A previsão constitucional (art. 5º, XV) do repouso semanal remunerado afirma que é apenas “preferencialmente” que seja concedido aos domingos. Assim, tem-se que não há obrigatoriedade, sendo este pensamento corroborado pela Lei 605/1949 em seu art. 1º. Embora não haja obrigatoriedade, em outras palavras, sendo autorizado o trabalho aos domingos, o legislador tenta ao máximo respeitar a “sugestão” constitucional, como se depreende da exegese do art. 1º da Lei 11.603/2007, que aplica-se ao comércio em geral:

Art. 1o. O art. 6o da Lei no 10.101, de 19 de dezembro de 2000, passa a vigorar com a seguinte redação:

“Art. 6o Fica autorizado o trabalho aos domingos nas atividades do comércio em geral, observada a legislação municipal, nos termos do art. 30, inciso I, da Constituição.
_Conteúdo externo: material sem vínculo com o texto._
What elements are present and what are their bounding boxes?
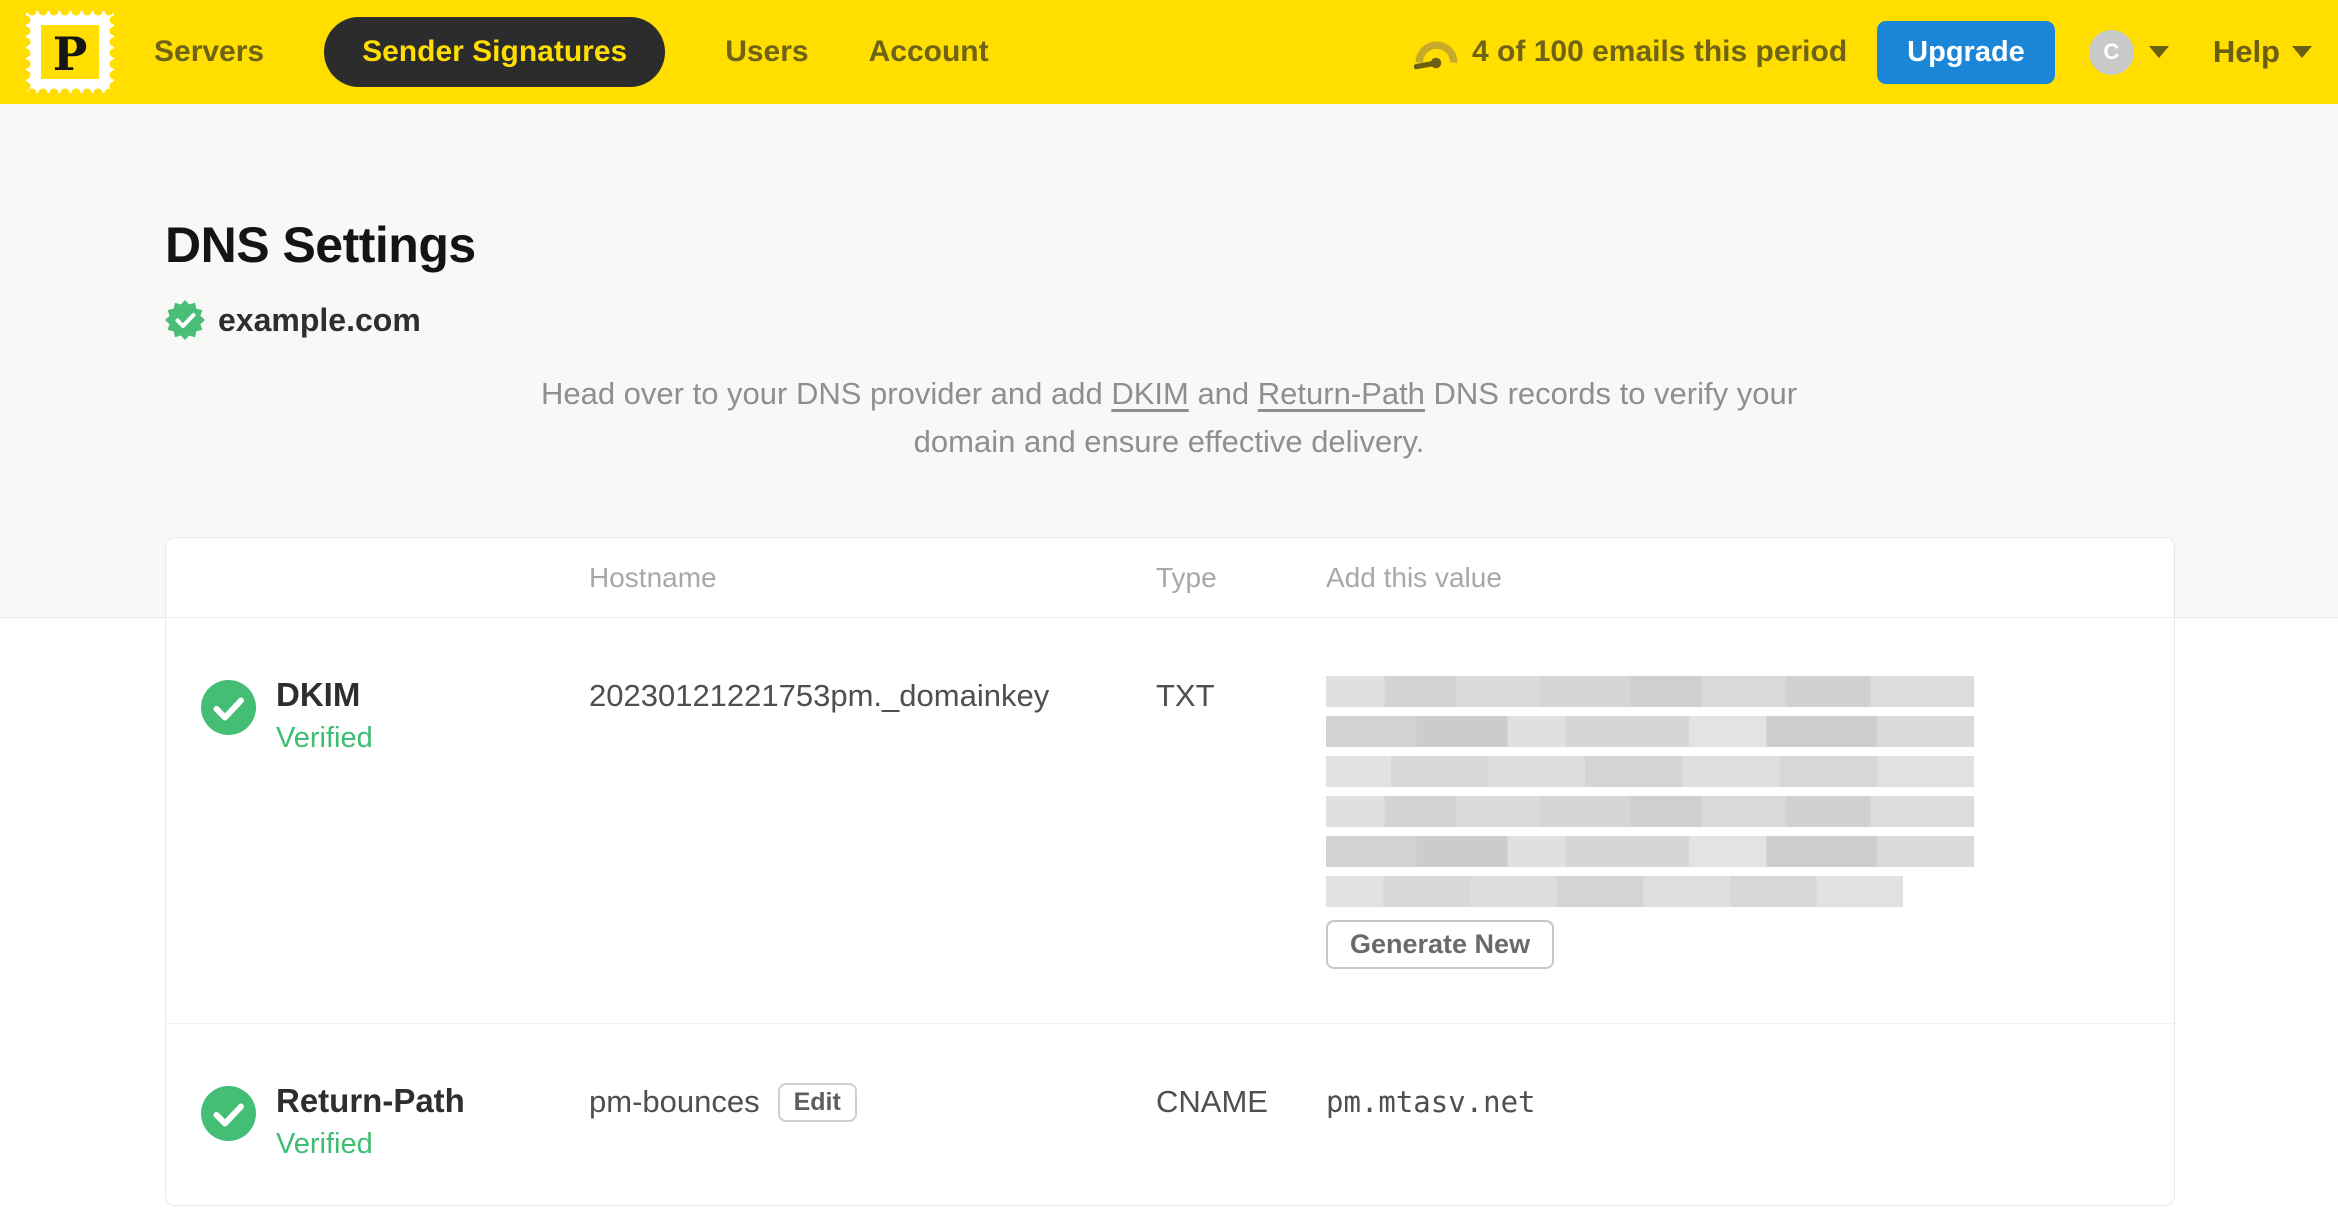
logo-letter: P	[53, 27, 88, 81]
top-navbar: P Servers Sender Signatures Users Accoun…	[0, 0, 2338, 104]
postmark-stamp-icon[interactable]: P	[26, 11, 114, 93]
upgrade-button[interactable]: Upgrade	[1877, 20, 2055, 84]
nav-item-servers[interactable]: Servers	[154, 35, 264, 69]
return-path-type: CNAME	[1156, 1084, 1268, 1119]
seal-check-icon	[165, 300, 205, 340]
hostname-value: pm-bounces	[589, 1084, 760, 1119]
description-text: Head over to your DNS provider and add	[540, 376, 1112, 411]
redacted-value-bar	[1326, 876, 1903, 907]
page-description: Head over to your DNS provider and add D…	[534, 370, 1804, 466]
edit-button[interactable]: Edit	[777, 1083, 857, 1122]
return-path-value-cell: pm.mtasv.net	[1326, 1082, 2174, 1161]
return-path-hostname: pm-bounces Edit	[589, 1082, 1156, 1161]
nav-item-account[interactable]: Account	[869, 35, 989, 69]
dkim-link[interactable]: DKIM	[1111, 376, 1189, 411]
help-label: Help	[2212, 34, 2280, 69]
redacted-value-bar	[1326, 836, 1974, 867]
dns-records-card: Hostname Type Add this value DKIM Verifi…	[165, 537, 2175, 1206]
primary-nav: Servers Sender Signatures Users Account	[154, 17, 989, 87]
record-name: DKIM	[276, 676, 361, 713]
dkim-value-cell: Generate New	[1326, 676, 2174, 969]
header-type: Type	[1156, 561, 1217, 593]
nav-item-sender-signatures[interactable]: Sender Signatures	[324, 17, 666, 87]
description-text: and	[1188, 376, 1258, 411]
usage-counter: 4 of 100 emails this period	[1472, 35, 1848, 68]
header-hostname: Hostname	[589, 561, 717, 593]
redacted-value-bar	[1326, 796, 1974, 827]
record-name: Return-Path	[276, 1082, 465, 1119]
avatar[interactable]: C	[2088, 29, 2134, 75]
chevron-down-icon	[2148, 46, 2169, 58]
account-menu[interactable]: C	[2088, 29, 2169, 75]
main-area: DNS Settings example.com Head over to yo…	[0, 104, 2338, 1222]
navbar-right: 4 of 100 emails this period Upgrade C He…	[1414, 20, 2312, 84]
generate-new-button[interactable]: Generate New	[1326, 920, 1555, 969]
domain-row: example.com	[165, 300, 2338, 340]
page-title: DNS Settings	[165, 217, 476, 273]
dkim-type: TXT	[1156, 678, 1215, 713]
table-header: Hostname Type Add this value	[166, 538, 2174, 618]
return-path-link[interactable]: Return-Path	[1258, 376, 1425, 411]
dkim-status-cell: DKIM Verified	[166, 676, 589, 969]
help-menu[interactable]: Help	[2213, 34, 2312, 70]
chevron-down-icon	[2292, 46, 2312, 58]
redacted-value-bar	[1326, 716, 1974, 747]
check-circle-icon	[201, 680, 256, 735]
status-badge: Verified	[276, 722, 373, 754]
cname-value: pm.mtasv.net	[1326, 1085, 1536, 1119]
redacted-value-bar	[1326, 756, 1974, 787]
gauge-icon	[1414, 41, 1458, 70]
nav-item-users[interactable]: Users	[725, 35, 808, 69]
redacted-value-bar	[1326, 676, 1974, 707]
check-circle-icon	[201, 1086, 256, 1141]
domain-name: example.com	[218, 301, 421, 338]
table-row-return-path: Return-Path Verified pm-bounces Edit CNA…	[166, 1023, 2174, 1205]
header-add-this-value: Add this value	[1326, 561, 1502, 593]
status-badge: Verified	[276, 1128, 373, 1160]
table-row-dkim: DKIM Verified 20230121221753pm._domainke…	[166, 618, 2174, 1023]
hostname-value: 20230121221753pm._domainkey	[589, 678, 1050, 713]
dkim-hostname: 20230121221753pm._domainkey	[589, 676, 1156, 969]
return-path-status-cell: Return-Path Verified	[166, 1082, 589, 1161]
Parágrafo único. O repouso semanal remunerado deverá coincidir, pelo menos uma vez no período máximo de três semanas, com o domingo, respeitadas as demais normas de proteção ao trabalho e outras a serem estipuladas em negociação coletiva.” (NR)

 

Acerca dos feriados, a referida lei incluiu o art. 6º-A à Lei 10.101/2000, com a seguinte redação:

Art. 2o A Lei no 10.101, de 2000, passa a vigorar acrescida dos seguintes dispositivos:

Art. 6º-A. É permitido o trabalho em feriados nas atividades do comércio em geral, desde que autorizado em convenção coletiva de trabalho e observada a legislação municipal, nos termos do art. 30, inciso I, da Constituição.” (NR)

Art. 6º-B. As infrações ao disposto nos arts. 6o e 6o-A desta Lei serão punidas com a multa prevista no art. 75 da Consolidação das Leis do Trabalho, aprovada pelo Decreto-Lei no 5.452, de 1o de maio de 1943.

Parágrafo único. O processo de fiscalização, de autuação e de imposição de multas reger-se-á pelo disposto no Título VII da Consolidação das Leis do Trabalho.” (NR)

Pelo que se depreende dessa legislação, o repouso semanal remunerado é sempre a regra, devendo ser mitigado apenas em casos justiçáveis pela empresa. É o que se tem no art. 6º, § 2º do Decreto 27.048/1949, ou em casos de força maior. Indubitável é que deve sempre haver folga compensatória. É direito fundamental do trabalho o descanso semanal remunerado, que foi mitigado pela possibilidade de trabalhar em dias de descanso e em feriados. Dessa forma, deve o mesmo ser compensado, sob pena de acréscimo de percentual à sua remuneração. É acertada a lição de Sérgio Pinto Martins (2002, p. 127), afirmando que

Se um funcionário trabalha em dias de repouso ou feriados, deve receber em dobro (art. 9º da Lei 605), exceto se o empregador conceder a folga em outro dia. O referido artigo só trata dos feriados e não dos domingos, mas entendo que se aplica por analogia aos domingos trabalhados sem folga compensatória.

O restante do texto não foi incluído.